There plenty of people who don’t take well to Nitori’s decision, which is the reality of this situation, unfortunately. This happens to Takatsuki as well, but it’s not as intense. When (she) cuts (her) hair, there’s someone who says “it looked better before” and basically makes Takatsuki feel terrible about it. Along with someone grabbing at (her) breasts, commenting on (her) figure, and arguing with (her) for turning a guy down. Takatsuki goes through much of the same ridicule from students, but it isn’t as public as Nitori, and the teachers aren’t as cruel about it.
But with that, there’s also support. There are multiple characters who tell both characters that they look comfortable in their preferred clothing, and that they look nice. The pair even find a trans woman in their time traveling from their town. They confide in her with all of the issues they have at school, and what their next steps should be. I love that they get to relate to someone who’s been through the same things, and it really adds a level of understanding for them.
Personal Experience Regarding Gender
I was born female, and I identify as female, so a lot of this story doesn’t directly apply to me.

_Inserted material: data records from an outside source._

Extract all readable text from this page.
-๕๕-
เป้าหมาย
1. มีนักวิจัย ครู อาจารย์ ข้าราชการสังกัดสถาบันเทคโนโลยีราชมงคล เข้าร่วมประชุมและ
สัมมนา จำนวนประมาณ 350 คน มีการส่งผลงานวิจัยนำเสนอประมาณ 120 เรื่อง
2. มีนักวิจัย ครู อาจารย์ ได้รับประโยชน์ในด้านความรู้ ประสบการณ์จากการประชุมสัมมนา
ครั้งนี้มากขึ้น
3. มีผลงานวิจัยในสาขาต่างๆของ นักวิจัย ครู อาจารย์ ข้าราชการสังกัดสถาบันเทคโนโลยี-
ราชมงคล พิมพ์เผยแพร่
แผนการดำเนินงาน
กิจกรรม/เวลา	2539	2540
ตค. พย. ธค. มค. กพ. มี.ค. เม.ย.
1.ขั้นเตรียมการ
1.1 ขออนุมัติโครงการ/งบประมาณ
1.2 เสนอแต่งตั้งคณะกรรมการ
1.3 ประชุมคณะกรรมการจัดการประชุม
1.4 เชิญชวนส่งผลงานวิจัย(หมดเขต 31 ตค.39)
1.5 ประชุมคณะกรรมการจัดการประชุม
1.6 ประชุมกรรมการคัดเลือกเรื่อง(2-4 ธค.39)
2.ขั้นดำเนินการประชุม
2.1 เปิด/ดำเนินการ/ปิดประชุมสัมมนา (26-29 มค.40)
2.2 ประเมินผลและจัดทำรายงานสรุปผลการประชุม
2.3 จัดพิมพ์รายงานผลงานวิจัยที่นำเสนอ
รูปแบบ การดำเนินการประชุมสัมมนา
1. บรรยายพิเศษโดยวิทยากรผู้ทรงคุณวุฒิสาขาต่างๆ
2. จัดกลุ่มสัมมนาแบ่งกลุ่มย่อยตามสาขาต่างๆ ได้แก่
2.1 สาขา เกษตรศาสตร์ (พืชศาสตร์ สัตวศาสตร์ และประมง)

But, I’ve had some struggles with feeling like I don’t seem feminine enough, and if that’s okay or not. I tend to not wear the typical female clothing: I own hardly any skirts or dresses outside of cosplay pieces, black clunky boots instead of heels, or flats, etc., baggy fitting T-shirts and hoodies, short dyed hair, no makeup besides the rare concealer. I’ve been able to become comfortable with it now, I don’t really care what others call me or what they think of my clothing, but maybe a year ago, I was feeling a bit weird about even owning men’s T-shirts and hoodies. But I despise the thin, fitted material of women’s. After a while I realized it didn’t matter what section of a store my clothes came from, as long as I was comfortable, and I liked it. And I wish everyone thought this way. But tradition ends up winning over change most of the time, sadly.
I wish I could get my hands on the manga! I especially wish the anime was longer, with it being only 11 episodes, and the ending not being that satisfying to me. I could use those fan translation sites, but there are a lot of errors and incorrect translations in a lot of those, along with not giving any sort of revenue to anyone who worked on the manga. I used to use them all the time, but I stopped a year or so ago.
This ended up a lot later and longer than I expected, but I just loved this anime a lot, and I needed to get my thoughts out.
I hope you enjoyed this, and I’ll be back on Friday with my OWLS post for the topic of “competition”!